迷迷糊糊的还没有完全睡熟,她的电话就响了。
“您好,是舒曼吗?”一个浑厚的男声。
“你好,我就是,你是哪位?”舒曼有点紧张,她想要是找李铁要债的应该不会这么客气,可是一个男人找她会有什么事呢?她小心翼翼的问。
“是这样的,您在网上投给我们的简历,我们看过之后给您回复了电子邮件,可是一直没有收到你的答复,不知道你到底意下如何?”那个人说出了打电话的目的。
“哦,是这样啊。”舒曼放松了很多。她想到自己已经有半个多月没上过网了。
“我是因为前几天阑尾炎手术一直休息,这段时间没上网没有看到邮件,不好意思啊。”舒曼连忙解释,她本来只想说她生病了没顾上,又担心人家一听她身体不好,不用她了。就随口说是阑尾炎,不碍事的一个小手术而已。
“那就是说你什么情况还不知道呢?”打电话的人问道。
“嗯,不瞒你说,我之前投出过好几份简历的,你们是?”舒曼轻声的问。
“我们是一所特殊的职业技术学校,学生基本都是身体有点缺陷的特教生,你想应聘的职位是办公室文员,我们现在需要的是一位特教老师,主要是生活方面的。我们看过你的资料,感觉你应该适合,马上就是新的一学期了,如果你有这个意向,请尽快来学校面谈,好吗?”

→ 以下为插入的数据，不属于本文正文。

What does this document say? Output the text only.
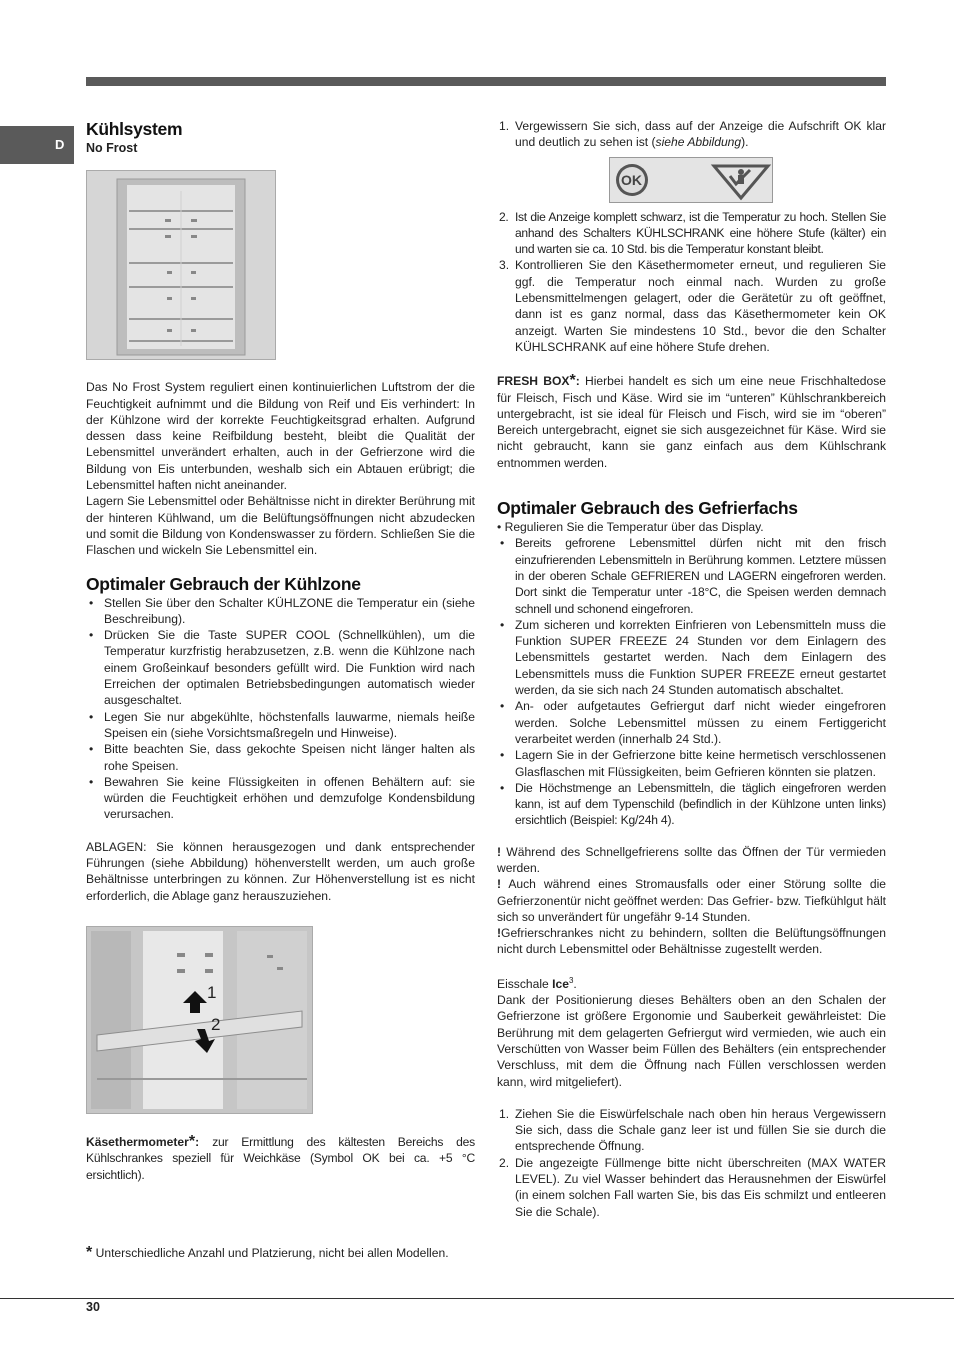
D
Kühlsystem
No Frost

Das No Frost System reguliert einen kontinuierlichen Luftstrom der die Feuchtigkeit aufnimmt und die Bildung von Reif und Eis verhindert: In der Kühlzone wird der korrekte Feuchtigkeitsgrad erhalten. Aufgrund dessen dass keine Reifbildung besteht, bleibt die Qualität der Lebensmittel unverändert erhalten, auch in der Gefrierzone wird die Bildung von Eis unterbunden, weshalb sich ein Abtauen erübrigt; die Lebensmittel haften nicht aneinander.

Lagern Sie Lebensmittel oder Behältnisse nicht in direkter Berührung mit der hinteren Kühlwand, um die Belüftungsöffnungen nicht abzudecken und somit die Bildung von Kondenswasser zu fördern. Schließen Sie die Flaschen und wickeln Sie Lebensmittel ein.

Optimaler Gebrauch der Kühlzone
• Stellen Sie über den Schalter KÜHLZONE die Temperatur ein (siehe Beschreibung).
• Drücken Sie die Taste SUPER COOL (Schnellkühlen), um die Temperatur kurzfristig herabzusetzen, z.B. wenn die Kühlzone nach einem Großeinkauf besonders gefüllt wird. Die Funktion wird nach Erreichen der optimalen Betriebsbedingungen automatisch wieder ausgeschaltet.
• Legen Sie nur abgekühlte, höchstenfalls lauwarme, niemals heiße Speisen ein (siehe Vorsichtsmaßregeln und Hinweise).
• Bitte beachten Sie, dass gekochte Speisen nicht länger halten als rohe Speisen.
• Bewahren Sie keine Flüssigkeiten in offenen Behältern auf: sie würden die Feuchtigkeit erhöhen und demzufolge Kondensbildung verursachen.

ABLAGEN: Sie können herausgezogen und dank entsprechender Führungen (siehe Abbildung) höhenverstellt werden, um auch große Behältnisse unterbringen zu können. Zur Höhenverstellung ist es nicht erforderlich, die Ablage ganz herauszuziehen.

1
2

Käsethermometer*: zur Ermittlung des kältesten Bereichs des Kühlschrankes speziell für Weichkäse (Symbol OK bei ca. +5 °C ersichtlich).

* Unterschiedliche Anzahl und Platzierung, nicht bei allen Modellen.
1. Vergewissern Sie sich, dass auf der Anzeige die Aufschrift OK klar und deutlich zu sehen ist (siehe Abbildung).
OK
2. Ist die Anzeige komplett schwarz, ist die Temperatur zu hoch. Stellen Sie anhand des Schalters KÜHLSCHRANK eine höhere Stufe (kälter) ein und warten sie ca. 10 Std. bis die Temperatur konstant bleibt.
3. Kontrollieren Sie den Käsethermometer erneut, und regulieren Sie ggf. die Temperatur noch einmal nach. Wurden zu große Lebensmittelmengen gelagert, oder die Gerätetür zu oft geöffnet, dann ist es ganz normal, dass das Käsethermometer kein OK anzeigt. Warten Sie mindestens 10 Std., bevor die den Schalter KÜHLSCHRANK auf eine höhere Stufe drehen.

FRESH BOX*: Hierbei handelt es sich um eine neue Frischhaltedose für Fleisch, Fisch und Käse. Wird sie im “unteren” Kühlschrankbereich untergebracht, ist sie ideal für Fleisch und Fisch, wird sie im “oberen” Bereich untergebracht, eignet sie sich ausgezeichnet für Käse. Wird sie nicht gebraucht, kann sie ganz einfach aus dem Kühlschrank entnommen werden.

Optimaler Gebrauch des Gefrierfachs

• Regulieren Sie die Temperatur über das Display.

• Bereits gefrorene Lebensmittel dürfen nicht mit den frisch einzufrierenden Lebensmitteln in Berührung kommen. Letztere müssen in der oberen Schale GEFRIEREN und LAGERN eingefroren werden. Dort sinkt die Temperatur unter -18°C, die Speisen werden demnach schnell und schonend eingefroren.
• Zum sicheren und korrekten Einfrieren von Lebensmitteln muss die Funktion SUPER FREEZE 24 Stunden vor dem Einlagern des Lebensmittels gestartet werden. Nach dem Einlagern des Lebensmittels muss die Funktion SUPER FREEZE erneut gestartet werden, da sie sich nach 24 Stunden automatisch abschaltet.
• An- oder aufgetautes Gefriergut darf nicht wieder eingefroren werden. Solche Lebensmittel müssen zu einem Fertiggericht verarbeitet werden (innerhalb 24 Std.).
• Lagern Sie in der Gefrierzone bitte keine hermetisch verschlossenen Glasflaschen mit Flüssigkeiten, beim Gefrieren könnten sie platzen.
• Die Höchstmenge an Lebensmitteln, die täglich eingefroren werden kann, ist auf dem Typenschild (befindlich in der Kühlzone unten links) ersichtlich (Beispiel: Kg/24h 4).

! Während des Schnellgefrierens sollte das Öffnen der Tür vermieden werden.

! Auch während eines Stromausfalls oder einer Störung sollte die Gefrierzonentür nicht geöffnet werden: Das Gefrier- bzw. Tiefkühlgut hält sich so unverändert für ungefähr 9-14 Stunden.

!Gefrierschrankes nicht zu behindern, sollten die Belüftungsöffnungen nicht durch Lebensmittel oder Behältnisse zugestellt werden.

Eisschale Ice$^3$.

Dank der Positionierung dieses Behälters oben an den Schalen der Gefrierzone ist größere Ergonomie und Sauberkeit gewährleistet: Die Berührung mit dem gelagerten Gefriergut wird vermieden, wie auch ein Verschütten von Wasser beim Füllen des Behälters (ein entsprechender Verschluss, mit dem die Öffnung nach Füllen verschlossen werden kann, wird mitgeliefert).

1. Ziehen Sie die Eiswürfelschale nach oben hin heraus Vergewissern Sie sich, dass die Schale ganz leer ist und füllen Sie sie durch die entsprechende Öffnung.
2. Die angezeigte Füllmenge bitte nicht überschreiten (MAX WATER LEVEL). Zu viel Wasser behindert das Herausnehmen der Eiswürfel (in einem solchen Fall warten Sie, bis das Eis schmilzt und entleeren Sie die Schale).
30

“好的好的,我会尽快的,等我伤口恢复的差不多,我就马上过去。谢谢你了。”舒曼答应了下来。
其实舒曼当初发出的这份简历,是她真正用心思考过的,她从小就知道张海迪,从小就听过很多身残志坚的故事,可她从来没有接触过有身体缺陷的人,她不知道他们内心到底是什么样子?脆弱还是强大?在她感觉自己内心一度不可一击时,她想他们一定会给她很多力量。
第三天,当舒曼可以下楼的时候,她让齐佳开车送她去了那所特教学校。